One of things, I believe, that has made this year so difficult for many of us in terms of Donald Trump being elected President, is rooted in the fact that many of us have experienced some kind of trauma in our lives.

Maybe we’ve been on the receiving end of racism or discrimination or we’ve been bullied or sexually harassed or assaulted or even abused by those with power over us and there was nothing we could do about it.

Our current administration has been an almost constant trigger of our own traumas, no matter whether it is us or friends or family who feel a lack of safety with what our government is doing. Even worse, it has been a trauma in and of itself, seeing this man, a bully, a harasser, a discriminator and his followers proud of their racism, sexism, anti-semitism, bullying, abusive behavior, become president.

Now, not only did we have old traumas triggered, we feel scared for ourselves and our family. We feel powerless and helpless.

In essence, we feel traumatized once again–especially with his reaction regarding Charlottesville, his equating “many sides” and saying the Confederate flag and statues are a special part of our culture, that Nazis marching through a city is perfectly normal and acceptable and no reason for genuine condemnation.

But here’s the difference. Whether our traumas happened long ago or more recently, we are stronger than we were then and we are not alone now. We are not fighting this alone, defending our families and country all by ourselves.

  • We have each other to turn to for support when we don’t feel strong enough to go on.
  • We have each other to brainstorm ideas of how to fight back, how to make sure our elected leaders know how we feel and how strongly we feel it.
  • We have each other to think about what organizations we should be giving money to so they can help protect those that need protection.
  • We have each other to think about specific actions we can take to make our voices heard, to help those who need help.
  • We have each other and our combined strengths are pretty powerful.

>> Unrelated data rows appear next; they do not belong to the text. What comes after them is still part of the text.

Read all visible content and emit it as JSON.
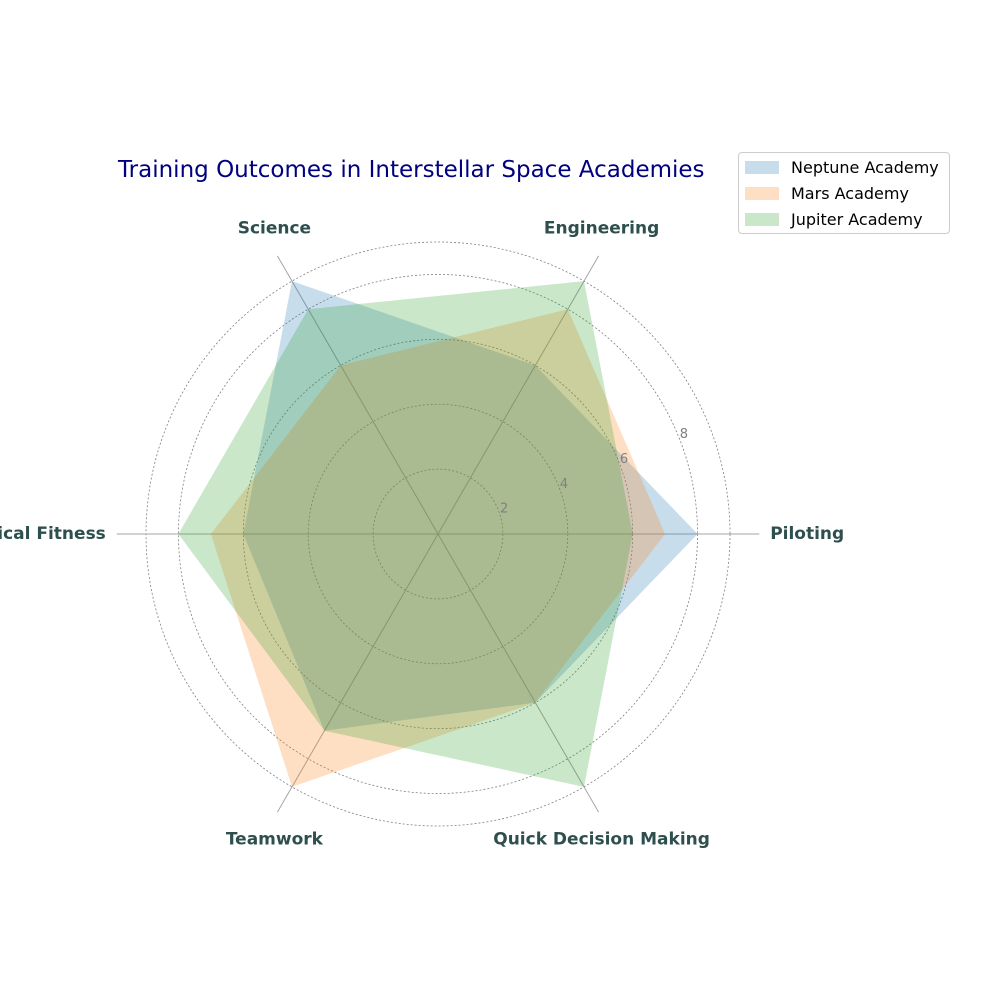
{
  "chart_data": {
    "type": "radar",
    "title": "Training Outcomes in Interstellar Space Academies",
    "categories": [
      "Piloting",
      "Engineering",
      "Science",
      "Physical Fitness",
      "Teamwork",
      "Quick Decision Making"
    ],
    "series": [
      {
        "name": "Neptune Academy",
        "values": [
          8,
          6,
          9,
          6,
          7,
          6
        ],
        "color": "#1f77b4"
      },
      {
        "name": "Mars Academy",
        "values": [
          7,
          8,
          6,
          7,
          9,
          6
        ],
        "color": "#ff7f0e"
      },
      {
        "name": "Jupiter Academy",
        "values": [
          6,
          9,
          8,
          8,
          7,
          9
        ],
        "color": "#2ca02c"
      }
    ],
    "rlim": [
      0,
      9
    ],
    "radial_ticks": [
      2,
      4,
      6,
      8
    ],
    "radial_tick_labels": [
      "2",
      "4",
      "6",
      "8"
    ],
    "grid": true,
    "legend_position": "top-right"
  }
}
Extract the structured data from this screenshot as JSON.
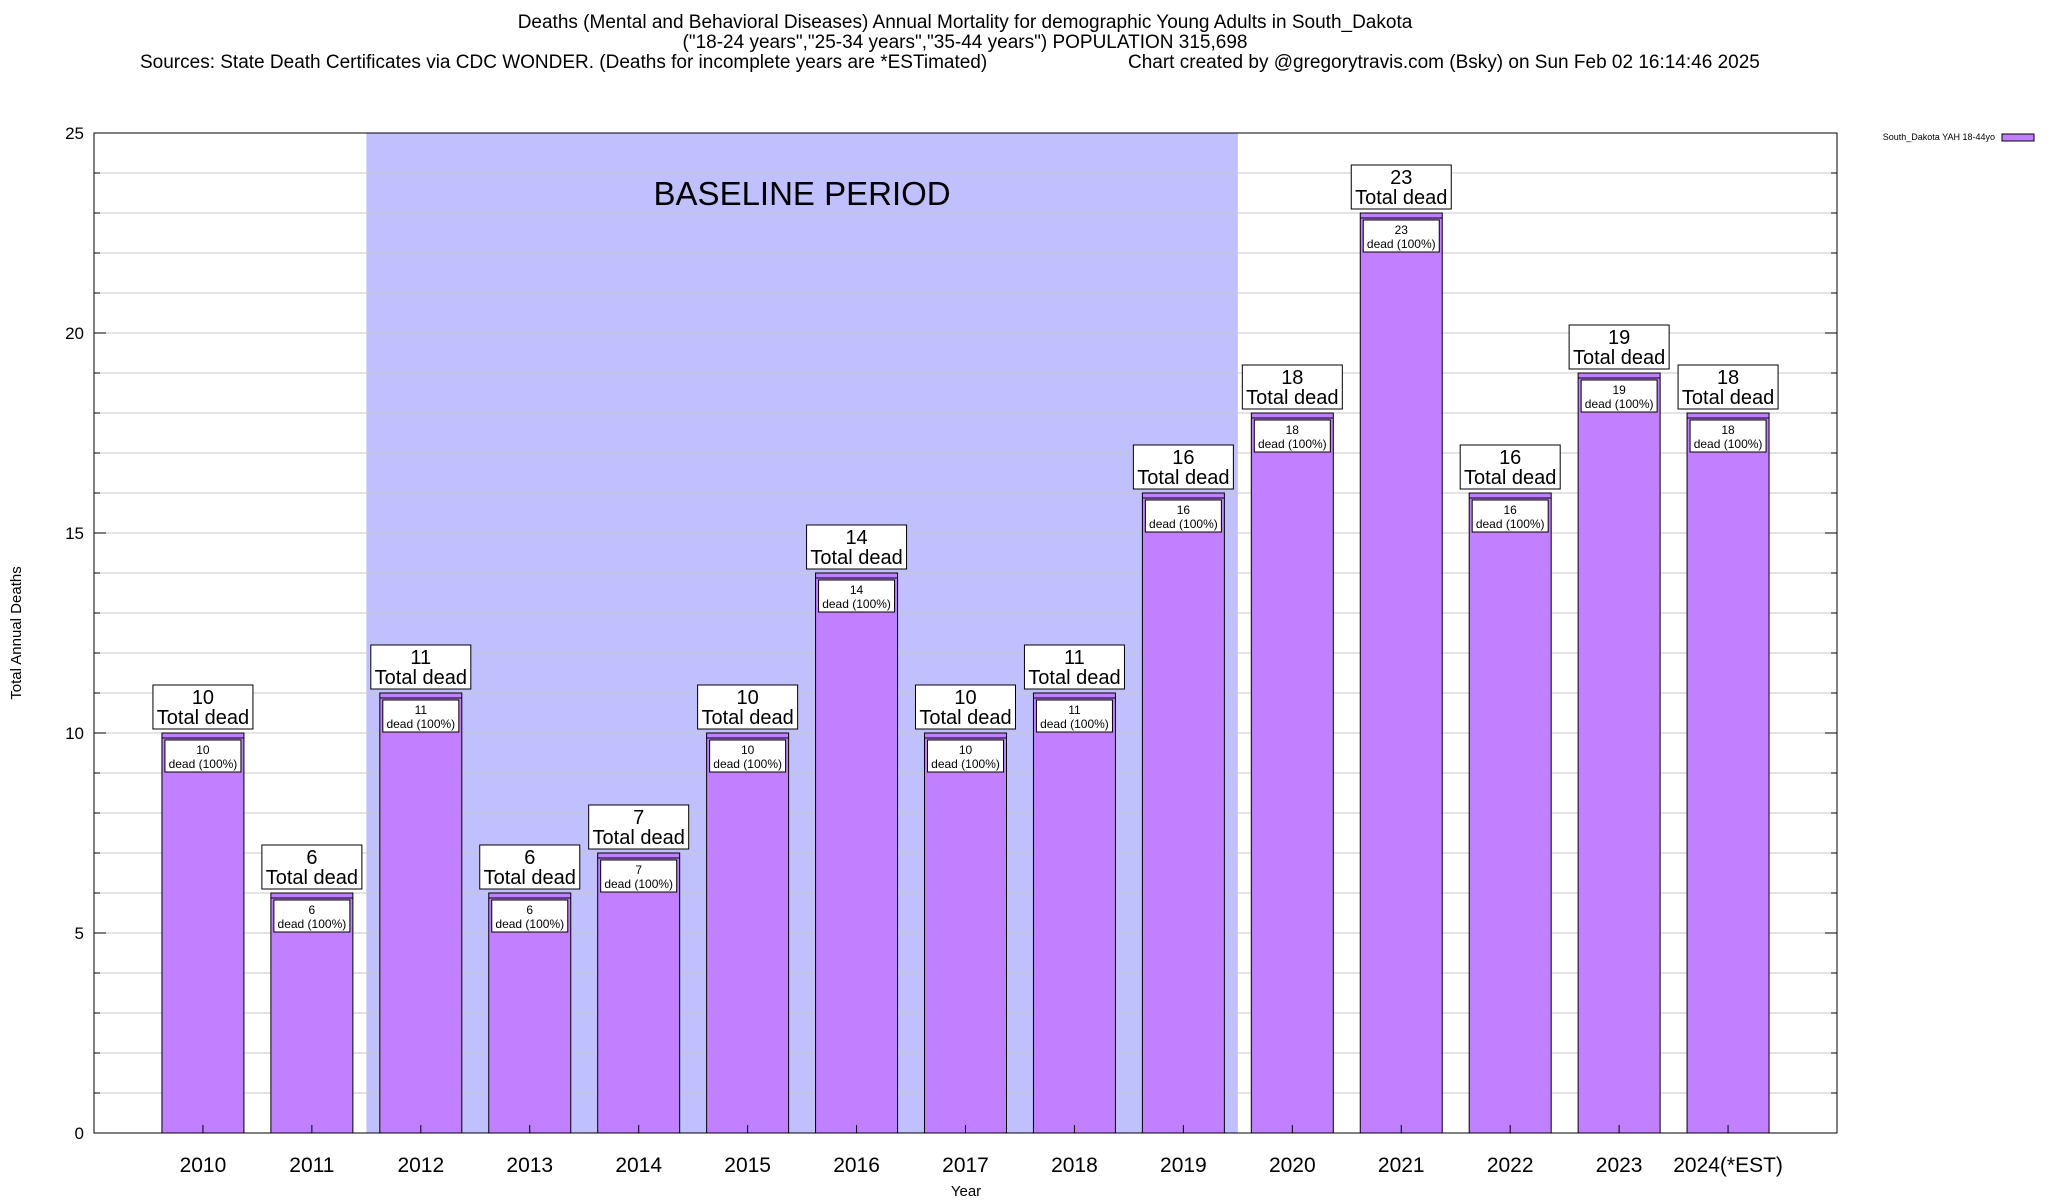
{
  "chart_data": {
    "type": "bar",
    "title_lines": [
      "Deaths (Mental and Behavioral Diseases) Annual Mortality for demographic Young Adults in South_Dakota",
      "(\"18-24 years\",\"25-34 years\",\"35-44 years\") POPULATION 315,698",
      "Sources: State Death Certificates via CDC WONDER. (Deaths for incomplete years are *ESTimated)",
      "Chart created by @gregorytravis.com (Bsky) on Sun Feb 02 16:14:46 2025"
    ],
    "xlabel": "Year",
    "ylabel": "Total Annual Deaths",
    "ylim": [
      0,
      25
    ],
    "yticks": [
      0,
      5,
      10,
      15,
      20,
      25
    ],
    "grid": true,
    "legend": {
      "position": "top-right",
      "entries": [
        "South_Dakota YAH 18-44yo"
      ]
    },
    "categories": [
      "2010",
      "2011",
      "2012",
      "2013",
      "2014",
      "2015",
      "2016",
      "2017",
      "2018",
      "2019",
      "2020",
      "2021",
      "2022",
      "2023",
      "2024(*EST)"
    ],
    "series": [
      {
        "name": "South_Dakota YAH 18-44yo",
        "values": [
          10,
          6,
          11,
          6,
          7,
          10,
          14,
          10,
          11,
          16,
          18,
          23,
          16,
          19,
          18
        ]
      }
    ],
    "annotation": {
      "text": "BASELINE PERIOD",
      "from": "2012",
      "to": "2019"
    },
    "total_label": "Total dead",
    "inner_label": "dead (100%)",
    "colors": {
      "bar": "#c080ff",
      "baseline_band": "#c0c0ff",
      "grid": "#c8c8c8"
    }
  }
}
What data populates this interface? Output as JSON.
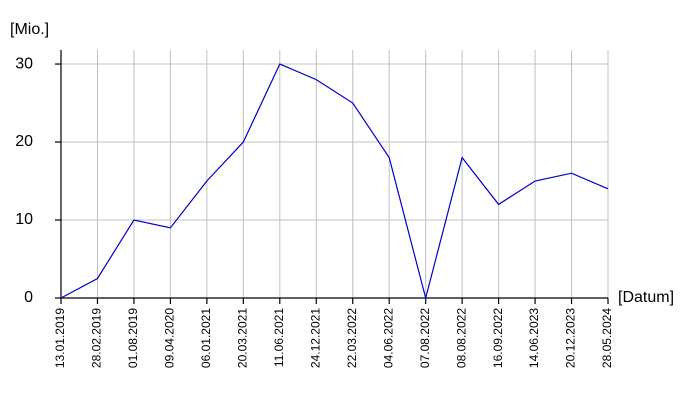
{
  "chart_data": {
    "type": "line",
    "y_label": "[Mio.]",
    "x_label": "[Datum]",
    "categories": [
      "13.01.2019",
      "28.02.2019",
      "01.08.2019",
      "09.04.2020",
      "06.01.2021",
      "20.03.2021",
      "11.06.2021",
      "24.12.2021",
      "22.03.2022",
      "04.06.2022",
      "07.08.2022",
      "08.08.2022",
      "16.09.2022",
      "14.06.2023",
      "20.12.2023",
      "28.05.2024"
    ],
    "values": [
      0,
      2.5,
      10,
      9,
      15,
      20,
      30,
      28,
      25,
      18,
      0,
      18,
      12,
      15,
      16,
      14
    ],
    "color": "#0000cc",
    "ylim": [
      0,
      31.8
    ],
    "yticks": [
      0,
      10,
      20,
      30
    ],
    "grid": true
  }
}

This *has* been traumatic for so many of us and that is *why* we feel this way. We can’t underestimate how profoundly this period of our lives is being affected and how it is affecting us. Not because we are weak, but because we are connected. We feel. We care. We’re invested in ourselves, our families and our future. These are just a few of the things that makes us different and special.

Even though the wounds are still so fresh and continue to reopen, let’s remember we aren’t the little kids who got hurt long ago. We are strong adults able to stand up for what we believe in and to not only protect ourselves (maybe in ways we never could as kids), but also stand up and protect others, too.